使用一个map保存words中的数据用来对比，一个新的map用来保存窗对应的数据，这样通过比较两个map中的数据就可以判断是否匹配了。并且使用map结构可以减少取值的操作过程，当每次窗移动时，只需要从map中除去原窗口位置对应的第一个word即可，这样新的串口对应的数据只需要添加一个word即可，可以减少words.length-1次的提取数据的操作。（代码来自网上分享）

public class Solution {

    /*
        A time & space O(n) solution
        Run a moving window for wordLen times.
        Each time we keep a window of size windowLen (= wordLen * numWord), each step length is wordLen.
        So each scan takes O(sLen / wordLen), totally takes O(sLen / wordLen * wordLen) = O(sLen) time.

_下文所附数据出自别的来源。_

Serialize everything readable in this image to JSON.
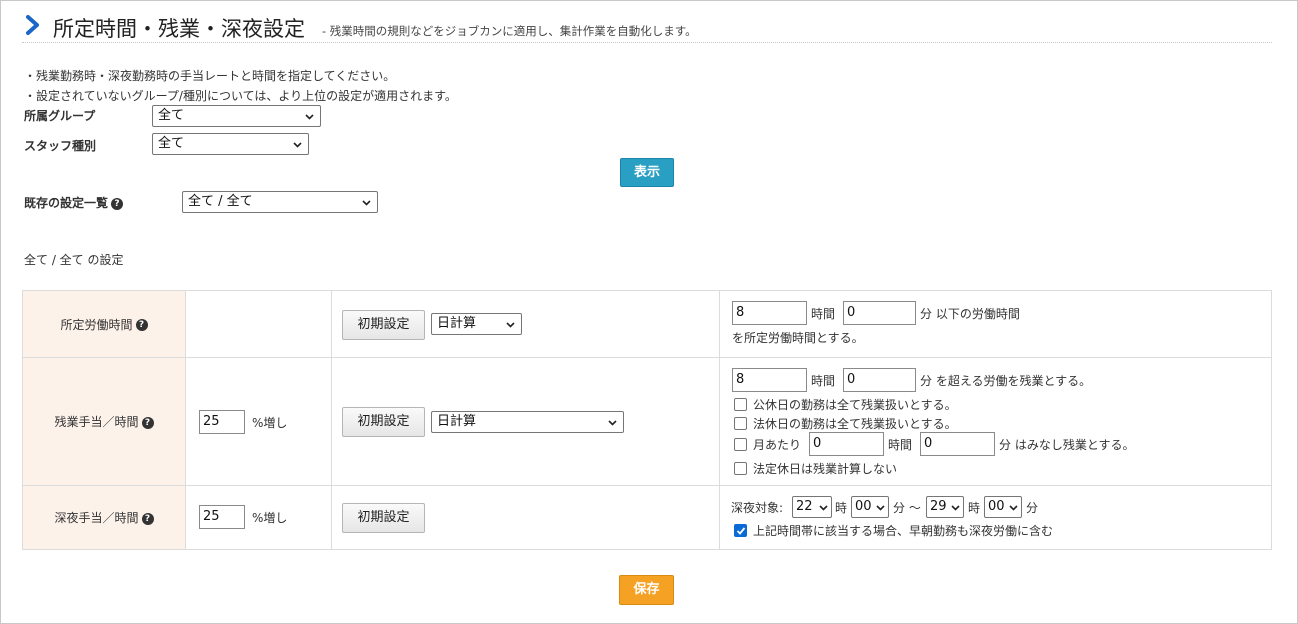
{
  "header": {
    "title": "所定時間・残業・深夜設定",
    "subtitle": "- 残業時間の規則などをジョブカンに適用し、集計作業を自動化します。"
  },
  "notes": [
    "・残業勤務時・深夜勤務時の手当レートと時間を指定してください。",
    "・設定されていないグループ/種別については、より上位の設定が適用されます。"
  ],
  "filters": {
    "group_label": "所属グループ",
    "group_value": "全て",
    "staff_label": "スタッフ種別",
    "staff_value": "全て",
    "show_button": "表示",
    "existing_label": "既存の設定一覧",
    "existing_value": "全て / 全て"
  },
  "section_title": "全て / 全て の設定",
  "rows": {
    "scheduled": {
      "label": "所定労働時間",
      "init_button": "初期設定",
      "calc_value": "日計算",
      "hours": "8",
      "hours_unit": "時間",
      "minutes": "0",
      "tail": "分 以下の労働時間",
      "line2": "を所定労働時間とする。"
    },
    "overtime": {
      "label": "残業手当／時間",
      "rate": "25",
      "rate_unit": "%増し",
      "init_button": "初期設定",
      "calc_value": "日計算",
      "hours": "8",
      "hours_unit": "時間",
      "minutes": "0",
      "tail": "分 を超える労働を残業とする。",
      "check1": "公休日の勤務は全て残業扱いとする。",
      "check2": "法休日の勤務は全て残業扱いとする。",
      "check3_pre": "月あたり",
      "check3_hours": "0",
      "check3_hours_unit": "時間",
      "check3_minutes": "0",
      "check3_tail": "分 はみなし残業とする。",
      "check4": "法定休日は残業計算しない"
    },
    "night": {
      "label": "深夜手当／時間",
      "rate": "25",
      "rate_unit": "%増し",
      "init_button": "初期設定",
      "target_label": "深夜対象:",
      "from_hour": "22",
      "hour_unit": "時",
      "from_min": "00",
      "min_unit_tilde": "分 〜",
      "to_hour": "29",
      "to_min": "00",
      "min_unit": "分",
      "check": "上記時間帯に該当する場合、早朝勤務も深夜労働に含む"
    }
  },
  "save_button": "保存",
  "colors": {
    "accent": "#1a66c9",
    "primary_button": "#2a9fc4",
    "save_button": "#f5a123",
    "header_cell": "#fdf2ea",
    "checkbox_on": "#0a6ad6"
  }
}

        One trick here is use count to record the number of exceeded occurrences of word in current window
    */
    public static List<Integer> findSubstring(String s, String[] words) {
        List<Integer> res = new ArrayList<>();
        if(words == null || words.length == 0 || s.length() == 0) return res;
        int wordLen = words[0].length();
        int numWord = words.length;
        int windowLen = wordLen * numWord;
        int sLen = s.length();
        HashMap<String, Integer> map = new HashMap<>();
        for(String word : words) map.put(word, map.getOrDefault(word, 0) + 1);

        for(int i = 0; i < wordLen; i++) {  // Run wordLen scans
            HashMap<String, Integer> curMap = new HashMap<>();
            for(int j = i, count = 0, start = i; j + wordLen <= sLen; j += wordLen) {  // Move window in step of wordLen
                // count: number of exceeded occurences in current window
                // start: start index of current window of size windowLen
                if(start + windowLen > sLen) break;
                String word = s.substring(j, j + wordLen);
                if(!map.containsKey(word)) {
                    curMap.clear();
                    count = 0;
                    start = j + wordLen;
                }
                else {
                    if(j == start + windowLen) { // Remove previous word of current window
                        String preWord = s.substring(start, start + wordLen);
                        start += wordLen;
                        int val = curMap.get(preWord);
                        if(val == 1) curMap.remove(preWord);
                        else curMap.put(preWord, val - 1);
                        if(val - 1 >= map.get(preWord)) count--;  // Reduce count of exceeded word
                    }
                    // Add new word
                    curMap.put(word, curMap.getOrDefault(word, 0) + 1);
                    if(curMap.get(word) > map.get(word)) count++;  // More than expected, increase count
                    // Check if current window valid
                    if(count == 0 && start + windowLen == j + wordLen) {
                        res.add(start);
                    }
                }
            }
        }
        return res;
    }
}

　　关于外层循环的存在，从我们的绘图可以看到窗的出发点是0，但是有可能从1开始的窗对应的才是我们想要的，所以要加入外层循环遍历所有的可能，之所以到words[0].length就结束是因为，当窗的开始为值为words[0].length的时候，可以发现它是第一次移动窗的结果，也就是重复了，所以就不用继续执行了。想象一下即可。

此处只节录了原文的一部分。